Demokrasiye, hakka, hukuka riayet eden bir süreci başlatmak zorundayız.
“Osmanlı’nın son periyotlarında yaşanan trajedi 21. yüzyılda tekrar yaşanıyor”
Türkiye’nin hiçbir sıkıntısını çözmemiştir; var olan meselelere yenisini eklemiştir. İşsizlik. Devasa bir sorun olarak karşımızda işsizlik duruyor. 17 yıl yöneteceksiniz, dünyanın parasını harcayacak, ne varsa satıp savunacaksınız ve Türkiye’nin hiçbir meselesini çözemeyeceksiniz. Bu gerçekleri AK Partili vatandaşlarımıza anlatmak zorundasınız. Tahlili de anlatacağız. Nasıl çözüleceğini anlatacağız. Hiçbir telaşınız olmasın, yurt içinde yurt dışında, Türkiye’nin CHP’nin bakış açısından çözülemeyecek hiçbir sorunu yoktur. CHP Türkiye’nin bütün meselelerini çözebilir. Bu inancı vereceğiz. Elin oğlu çözüyor da biz mi çözemeyeceğiz. Hayır efendim hem dünyayı biliyoruz, hem Türkiye’nin bütün gerçeklerini, tarihini biliyoruz. Osmanlı’nın son devirlerinde yaşanan trajedi 21. yüzyılda yine yaşanıyor.
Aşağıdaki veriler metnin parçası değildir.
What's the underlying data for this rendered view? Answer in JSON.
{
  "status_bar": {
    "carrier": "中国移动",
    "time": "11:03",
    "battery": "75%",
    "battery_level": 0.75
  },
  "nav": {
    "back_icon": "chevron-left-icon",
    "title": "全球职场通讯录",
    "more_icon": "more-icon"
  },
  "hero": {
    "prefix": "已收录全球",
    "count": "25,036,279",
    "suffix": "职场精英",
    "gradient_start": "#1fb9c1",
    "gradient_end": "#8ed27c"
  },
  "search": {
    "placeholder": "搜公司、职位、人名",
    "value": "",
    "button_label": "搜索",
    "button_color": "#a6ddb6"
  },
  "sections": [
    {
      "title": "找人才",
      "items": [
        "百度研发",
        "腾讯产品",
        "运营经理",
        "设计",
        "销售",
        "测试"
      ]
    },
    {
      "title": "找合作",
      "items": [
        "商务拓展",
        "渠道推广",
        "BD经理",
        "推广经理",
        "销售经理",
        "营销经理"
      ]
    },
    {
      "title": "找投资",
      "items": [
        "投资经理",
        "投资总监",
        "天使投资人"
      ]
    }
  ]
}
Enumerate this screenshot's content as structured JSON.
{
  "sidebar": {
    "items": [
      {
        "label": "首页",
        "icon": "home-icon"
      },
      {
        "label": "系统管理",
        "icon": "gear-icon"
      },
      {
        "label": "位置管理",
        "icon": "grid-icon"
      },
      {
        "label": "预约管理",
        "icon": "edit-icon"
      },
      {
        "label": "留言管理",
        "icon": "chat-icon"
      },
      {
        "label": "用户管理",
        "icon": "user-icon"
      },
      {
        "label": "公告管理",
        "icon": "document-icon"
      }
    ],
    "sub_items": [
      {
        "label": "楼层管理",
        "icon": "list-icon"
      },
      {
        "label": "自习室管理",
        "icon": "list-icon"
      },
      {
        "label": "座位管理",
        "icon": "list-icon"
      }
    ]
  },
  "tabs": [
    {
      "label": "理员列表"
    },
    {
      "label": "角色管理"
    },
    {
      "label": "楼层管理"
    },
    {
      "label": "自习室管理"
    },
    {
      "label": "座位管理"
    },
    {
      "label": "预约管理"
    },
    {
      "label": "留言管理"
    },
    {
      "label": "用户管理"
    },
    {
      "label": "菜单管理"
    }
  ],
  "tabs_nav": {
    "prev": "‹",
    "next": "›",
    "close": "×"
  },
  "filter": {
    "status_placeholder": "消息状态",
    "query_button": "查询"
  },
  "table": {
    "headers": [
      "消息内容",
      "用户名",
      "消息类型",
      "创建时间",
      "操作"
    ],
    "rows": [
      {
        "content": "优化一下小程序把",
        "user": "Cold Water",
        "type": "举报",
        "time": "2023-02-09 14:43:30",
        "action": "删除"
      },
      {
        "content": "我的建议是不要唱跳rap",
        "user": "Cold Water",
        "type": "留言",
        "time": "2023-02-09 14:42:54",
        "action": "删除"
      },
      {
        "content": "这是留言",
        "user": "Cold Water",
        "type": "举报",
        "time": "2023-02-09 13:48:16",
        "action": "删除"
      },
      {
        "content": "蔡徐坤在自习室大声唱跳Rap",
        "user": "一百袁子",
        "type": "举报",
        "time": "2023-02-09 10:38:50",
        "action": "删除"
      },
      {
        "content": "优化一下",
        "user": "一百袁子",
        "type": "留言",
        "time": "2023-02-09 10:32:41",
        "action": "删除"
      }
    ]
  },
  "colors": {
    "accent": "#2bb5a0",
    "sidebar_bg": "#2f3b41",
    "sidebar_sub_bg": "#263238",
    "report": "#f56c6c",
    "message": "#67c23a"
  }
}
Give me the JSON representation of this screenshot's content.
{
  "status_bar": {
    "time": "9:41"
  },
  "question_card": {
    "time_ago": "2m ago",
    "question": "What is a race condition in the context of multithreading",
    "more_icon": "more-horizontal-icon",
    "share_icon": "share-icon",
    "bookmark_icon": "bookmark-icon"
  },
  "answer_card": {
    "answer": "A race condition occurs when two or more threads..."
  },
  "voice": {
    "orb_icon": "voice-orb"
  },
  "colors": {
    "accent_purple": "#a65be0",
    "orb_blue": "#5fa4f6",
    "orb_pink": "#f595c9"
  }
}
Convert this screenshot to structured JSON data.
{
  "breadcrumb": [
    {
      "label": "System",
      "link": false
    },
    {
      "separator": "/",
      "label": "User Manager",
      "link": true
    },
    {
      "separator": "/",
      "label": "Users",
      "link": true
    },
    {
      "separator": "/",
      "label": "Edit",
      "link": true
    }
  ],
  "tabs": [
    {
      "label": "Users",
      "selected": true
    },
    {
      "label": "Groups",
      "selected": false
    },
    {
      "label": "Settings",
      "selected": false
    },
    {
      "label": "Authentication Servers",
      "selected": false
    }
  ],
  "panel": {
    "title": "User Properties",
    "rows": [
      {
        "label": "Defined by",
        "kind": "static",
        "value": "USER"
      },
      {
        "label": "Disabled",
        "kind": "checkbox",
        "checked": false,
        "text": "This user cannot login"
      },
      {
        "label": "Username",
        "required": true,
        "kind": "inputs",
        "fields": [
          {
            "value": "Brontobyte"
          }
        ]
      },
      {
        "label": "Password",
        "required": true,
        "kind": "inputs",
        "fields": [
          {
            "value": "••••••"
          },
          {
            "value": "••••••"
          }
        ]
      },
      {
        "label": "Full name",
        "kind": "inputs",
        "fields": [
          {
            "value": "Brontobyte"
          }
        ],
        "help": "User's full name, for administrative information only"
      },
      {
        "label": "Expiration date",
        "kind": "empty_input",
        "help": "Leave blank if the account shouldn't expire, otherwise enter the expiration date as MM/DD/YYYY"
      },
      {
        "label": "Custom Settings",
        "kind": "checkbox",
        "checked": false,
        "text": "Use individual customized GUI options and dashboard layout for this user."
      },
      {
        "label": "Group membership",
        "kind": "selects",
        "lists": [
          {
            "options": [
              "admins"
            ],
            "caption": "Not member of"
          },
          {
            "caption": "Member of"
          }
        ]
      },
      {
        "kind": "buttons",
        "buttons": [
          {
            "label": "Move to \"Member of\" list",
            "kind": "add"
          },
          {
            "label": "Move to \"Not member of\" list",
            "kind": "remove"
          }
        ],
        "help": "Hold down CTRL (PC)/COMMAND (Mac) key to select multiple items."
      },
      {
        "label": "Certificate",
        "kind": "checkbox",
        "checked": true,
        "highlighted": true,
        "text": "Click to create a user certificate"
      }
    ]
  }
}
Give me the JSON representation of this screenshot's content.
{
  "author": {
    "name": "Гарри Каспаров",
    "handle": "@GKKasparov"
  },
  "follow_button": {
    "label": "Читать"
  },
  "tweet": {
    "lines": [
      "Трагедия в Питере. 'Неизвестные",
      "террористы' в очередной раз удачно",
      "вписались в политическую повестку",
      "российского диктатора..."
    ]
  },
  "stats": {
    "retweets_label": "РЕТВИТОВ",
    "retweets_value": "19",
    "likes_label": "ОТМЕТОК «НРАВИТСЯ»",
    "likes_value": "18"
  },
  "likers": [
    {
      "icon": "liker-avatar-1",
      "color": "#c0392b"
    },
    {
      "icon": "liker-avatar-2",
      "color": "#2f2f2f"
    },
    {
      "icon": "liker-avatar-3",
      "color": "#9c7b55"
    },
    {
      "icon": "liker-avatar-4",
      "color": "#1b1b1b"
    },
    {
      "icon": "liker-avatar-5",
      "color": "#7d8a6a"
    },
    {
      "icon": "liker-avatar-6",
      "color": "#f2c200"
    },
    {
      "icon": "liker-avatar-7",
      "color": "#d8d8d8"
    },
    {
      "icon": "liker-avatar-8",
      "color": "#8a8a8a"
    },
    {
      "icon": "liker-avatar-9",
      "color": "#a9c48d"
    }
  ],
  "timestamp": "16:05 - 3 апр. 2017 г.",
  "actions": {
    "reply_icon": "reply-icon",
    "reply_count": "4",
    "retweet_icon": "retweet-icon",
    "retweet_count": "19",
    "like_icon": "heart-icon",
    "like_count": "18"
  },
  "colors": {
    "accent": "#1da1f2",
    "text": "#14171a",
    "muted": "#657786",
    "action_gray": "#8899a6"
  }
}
Herkes sıkıntılı. Hiç meraklanma kardeşim, seçimler gelecek. İstanbul’da ne yaptıysak birebirini Türkiye’de yapacağız diyeceksiniz. Vatandaşa ümitsizlik değil, umutlu, hoş bir dünya vadedeceğiz. Yapmadılarsa biz yapacağız diyeceğiz. 5 yılda Türkiye’de Ortadoğu’daki bataklıktan alnının akıyla nasıl çıkar göreceğiz diyeceğiz.
Konuyu bilen değil, bana şartsız sadık olan kişiyi işin başına getiriyorlar. Sorunu çözeni değil kendilerine hizmet edeni istiyorlar.
“Batsın sizin sendikacılığınız”
Türk-İş Genel Başkanı’nın yaptığı kontrata değinmek isterim. Sendikacılık emekçinin hakkını aramaktır. Güç karşısında çalışanın hakkının teslim edilmesidir. Çalışanın alın terini saraya pazarlarsa ona sendikacı denmez. Üstelik görüşmeyi kapalı kapılar akabinde sarayda yapmışsa kendisini teslim etmiş oraya. Ne vadettiler bilmiyorum. Personelin alın teri kadar kıymetli bir şey yok. Emekçilere yüzde 8, sonra 4 vereyim diyor. Beyefendi bizim iki üç maaşımız yok. Sen Saray’da oturuyorsun kira vermiyorsun, hiçbir masrafın yok. Her şey parasız, aylığına yüzde 20 artırım yaptın, emekçi bunların tamamını ödüyor sen ona yüzde 8 artırım veriyorsun. Bu nasıl hak aramadır. Sendikanın genel lideri emekçinin alın terini pazarlıyor. Batsın sizin sendikacılığın. Sarı sendikacılık bu ülkenin başına gelen en felaket şeydir.”